Noah stood up and stretched his arms above his head. He felt boyish, nearly giddy in the thrall of the story. “What about the rest of the crew?”

This question seemed to sober Olaf. “The crew? They were just a bunch of anybodies. With the exception of guys like Jan and Luke, they were just men and boys.”

For the first time since Noah had arrived at his father’s house, he called up the picture in the museum, the one of the whole crew dockside with the Rag in the background. Although he could not summon a single face clearly, he could recall the apathy he’d felt looking at them. He remembered chalking it up to some kind of ambivalence toward his father, but in retrospect it was an ambivalence borne by the unconscious knowledge that what his father had just said was — and always had been — the truth. Twice already he’d alluded to the commonness of the crew, and twice now Noah had paused at the realization of this deflating fact: They weren’t gods and giants sunk on that ship, they were men and boys.
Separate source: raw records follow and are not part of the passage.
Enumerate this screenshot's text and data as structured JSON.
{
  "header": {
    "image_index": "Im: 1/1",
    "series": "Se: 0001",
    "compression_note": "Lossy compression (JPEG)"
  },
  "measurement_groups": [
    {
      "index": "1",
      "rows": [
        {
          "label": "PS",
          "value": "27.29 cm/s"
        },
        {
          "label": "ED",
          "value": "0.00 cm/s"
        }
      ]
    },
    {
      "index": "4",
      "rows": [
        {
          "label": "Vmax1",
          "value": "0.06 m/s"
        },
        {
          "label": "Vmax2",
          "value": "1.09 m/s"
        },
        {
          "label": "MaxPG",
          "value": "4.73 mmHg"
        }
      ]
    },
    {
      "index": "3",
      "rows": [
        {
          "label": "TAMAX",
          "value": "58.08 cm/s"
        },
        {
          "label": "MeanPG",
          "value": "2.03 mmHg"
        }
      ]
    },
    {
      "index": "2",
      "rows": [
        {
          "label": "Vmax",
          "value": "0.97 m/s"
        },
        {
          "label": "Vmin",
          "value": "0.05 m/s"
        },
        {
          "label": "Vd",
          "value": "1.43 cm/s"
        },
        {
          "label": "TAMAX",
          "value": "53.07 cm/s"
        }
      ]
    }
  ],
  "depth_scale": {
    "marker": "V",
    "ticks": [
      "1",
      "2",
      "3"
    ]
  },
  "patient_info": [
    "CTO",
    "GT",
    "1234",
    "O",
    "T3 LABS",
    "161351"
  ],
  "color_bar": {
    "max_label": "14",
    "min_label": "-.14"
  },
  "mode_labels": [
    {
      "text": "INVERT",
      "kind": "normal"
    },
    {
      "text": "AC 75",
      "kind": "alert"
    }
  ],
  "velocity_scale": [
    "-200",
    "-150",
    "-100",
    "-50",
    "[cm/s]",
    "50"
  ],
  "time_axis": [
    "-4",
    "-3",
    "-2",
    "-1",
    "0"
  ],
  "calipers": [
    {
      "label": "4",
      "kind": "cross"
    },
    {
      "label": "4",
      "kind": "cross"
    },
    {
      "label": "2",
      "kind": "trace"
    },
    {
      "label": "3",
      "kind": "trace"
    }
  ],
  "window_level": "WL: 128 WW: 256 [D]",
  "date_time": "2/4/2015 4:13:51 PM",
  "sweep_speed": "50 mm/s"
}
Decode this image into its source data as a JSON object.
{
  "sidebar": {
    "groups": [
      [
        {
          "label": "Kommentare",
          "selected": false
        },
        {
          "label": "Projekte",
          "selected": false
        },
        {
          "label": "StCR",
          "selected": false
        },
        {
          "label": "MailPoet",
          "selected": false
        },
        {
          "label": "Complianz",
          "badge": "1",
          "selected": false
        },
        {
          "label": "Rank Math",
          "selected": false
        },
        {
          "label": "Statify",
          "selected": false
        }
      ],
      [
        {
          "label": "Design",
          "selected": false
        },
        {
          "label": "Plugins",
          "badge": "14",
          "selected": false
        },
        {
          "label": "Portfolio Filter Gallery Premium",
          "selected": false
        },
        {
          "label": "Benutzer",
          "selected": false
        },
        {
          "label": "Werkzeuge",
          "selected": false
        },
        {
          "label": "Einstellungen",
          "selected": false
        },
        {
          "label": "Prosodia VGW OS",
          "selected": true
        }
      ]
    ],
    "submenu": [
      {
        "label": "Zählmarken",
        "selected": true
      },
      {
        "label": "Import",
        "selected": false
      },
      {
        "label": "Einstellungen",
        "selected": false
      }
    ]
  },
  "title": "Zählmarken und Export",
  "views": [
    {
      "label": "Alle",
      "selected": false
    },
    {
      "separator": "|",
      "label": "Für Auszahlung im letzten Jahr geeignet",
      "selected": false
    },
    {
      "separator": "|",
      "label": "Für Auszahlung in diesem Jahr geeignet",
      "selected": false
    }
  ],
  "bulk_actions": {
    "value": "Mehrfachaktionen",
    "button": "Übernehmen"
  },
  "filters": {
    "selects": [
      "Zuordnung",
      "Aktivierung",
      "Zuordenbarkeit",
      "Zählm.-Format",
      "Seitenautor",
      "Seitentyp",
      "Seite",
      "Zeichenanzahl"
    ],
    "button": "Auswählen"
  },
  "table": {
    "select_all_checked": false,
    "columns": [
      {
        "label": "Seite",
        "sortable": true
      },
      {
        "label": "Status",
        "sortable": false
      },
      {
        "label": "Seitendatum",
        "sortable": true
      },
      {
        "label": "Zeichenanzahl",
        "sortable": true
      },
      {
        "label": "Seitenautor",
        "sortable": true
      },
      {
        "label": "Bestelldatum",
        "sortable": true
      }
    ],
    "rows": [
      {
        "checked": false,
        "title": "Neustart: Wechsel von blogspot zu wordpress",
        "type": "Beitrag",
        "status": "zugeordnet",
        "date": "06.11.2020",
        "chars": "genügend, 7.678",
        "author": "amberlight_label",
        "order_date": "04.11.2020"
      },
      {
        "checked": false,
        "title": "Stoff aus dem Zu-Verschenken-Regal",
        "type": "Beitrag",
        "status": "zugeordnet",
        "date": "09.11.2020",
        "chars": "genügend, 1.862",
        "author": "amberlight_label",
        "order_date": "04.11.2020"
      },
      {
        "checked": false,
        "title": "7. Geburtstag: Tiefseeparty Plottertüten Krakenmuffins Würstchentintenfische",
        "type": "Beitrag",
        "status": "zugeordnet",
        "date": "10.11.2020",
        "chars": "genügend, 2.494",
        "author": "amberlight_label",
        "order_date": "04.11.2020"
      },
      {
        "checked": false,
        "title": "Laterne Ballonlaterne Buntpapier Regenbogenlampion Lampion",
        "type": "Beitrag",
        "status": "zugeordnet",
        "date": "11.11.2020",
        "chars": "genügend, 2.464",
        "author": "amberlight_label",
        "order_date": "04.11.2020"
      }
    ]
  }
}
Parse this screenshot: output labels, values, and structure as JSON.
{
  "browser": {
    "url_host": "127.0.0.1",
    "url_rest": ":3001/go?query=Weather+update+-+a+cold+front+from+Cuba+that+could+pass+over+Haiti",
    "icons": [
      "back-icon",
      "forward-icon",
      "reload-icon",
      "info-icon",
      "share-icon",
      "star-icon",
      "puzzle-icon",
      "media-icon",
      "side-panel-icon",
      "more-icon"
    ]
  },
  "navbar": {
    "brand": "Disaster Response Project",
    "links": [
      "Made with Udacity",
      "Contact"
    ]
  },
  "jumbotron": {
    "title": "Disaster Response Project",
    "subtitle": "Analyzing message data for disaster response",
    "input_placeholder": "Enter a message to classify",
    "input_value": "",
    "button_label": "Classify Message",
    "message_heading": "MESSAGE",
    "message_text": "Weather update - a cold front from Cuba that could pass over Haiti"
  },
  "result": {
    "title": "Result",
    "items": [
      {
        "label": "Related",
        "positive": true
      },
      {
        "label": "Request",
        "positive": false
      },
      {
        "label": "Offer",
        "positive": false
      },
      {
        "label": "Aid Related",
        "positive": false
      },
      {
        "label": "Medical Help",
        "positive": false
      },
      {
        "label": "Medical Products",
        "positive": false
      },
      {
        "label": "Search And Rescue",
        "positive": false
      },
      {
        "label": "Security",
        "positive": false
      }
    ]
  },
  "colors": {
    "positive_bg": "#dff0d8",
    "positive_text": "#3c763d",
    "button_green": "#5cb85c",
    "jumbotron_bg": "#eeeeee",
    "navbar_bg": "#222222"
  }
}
“That takes some of the starch out of the story, don’t you think?” Noah asked.

“What do you mean?”

“Isn’t it more fantastic to think of the guys who died as a little bit heroic, as swashbuckling sailors? As something more than a bunch of yokels from Great Lakes port towns?”

“I don’t think so,” Olaf said, pausing to consider it seriously. “It’s real life. In real life there’re boys from port towns.

“There’s one picture of them that I’ve never been able to get out of my mind,” Olaf continued. “After we’d cleared the southwestern tip of the island, must’ve been around suppertime, I went down into the crew’s quarters for a fresh thermos of coffee and something to eat. You remember that the top two decks on the bow of the Rag didn’t have any interior passageways, don’t you?”

Noah nodded.

“Well, that walk usually took, what, twenty seconds? Two flights of stairs, maybe thirty steps altogether? There were eighteen hours of snow and ice coating those stairs and that railing. You put that together with the wind and rolling of the boat and that walk was the hairiest time of my life. Until then anyway.

“The temperature couldn’t have been above zero, and I was out there without my mittens, without a hat, gripping that goddamn railing for dear life. In twenty seconds my fingers were burning cold. I was slipping all over the place helter-skelter. And I couldn’t see three feet in front of me. I remember sitting down for a second, wrapping my arms around the railing with my hands tucked up inside my coat, and hugging that goddamn thing like I was a child.

“The sound of that storm,” Olaf continued, shaking his head as he closed his eyes for a long moment, “it should have been my first warning. I could hear the lake washing over the deck. I could hear the wind roaring. And I sure as hell could feel that wind coming from every direction.” He looked hard at Noah, his eyes colorless in the cabin light. “For maybe three seconds while I was sitting there, everything went quiet, though, and I could hear her bending.”

“Bending?” Noah said, sitting up and combing his sweat-damp hair back with both his hands.

“I sat on that icy step for a couple of minutes. I don’t know what in the hell I was waiting for, but I couldn’t move. The ruckus was out of this world, howling and drumming all over the place. But then it just stopped, went quiet, and I heard it: a slow, high-pitched cry. I knew it was the Rag under the weight of all that ice and water. It sounded human.”

Noah dropped back onto the couch. “Those boats don’t bend.”

“Sure they do,” Olaf countered. “Like skyscrapers give a little in the wind.”

“What did you do?”

“I finally got down into the crew’s quarters. And that’s when I saw them — this is what I was getting at — all bleary-eyed and miserable, sitting around the common table playing euchre. Most of those boys were still drunk when they came back on board in Two Harbors, and when you put the weather and seas like we had on top of what they must have been feeling to begin with, well, they might as well have been dead already.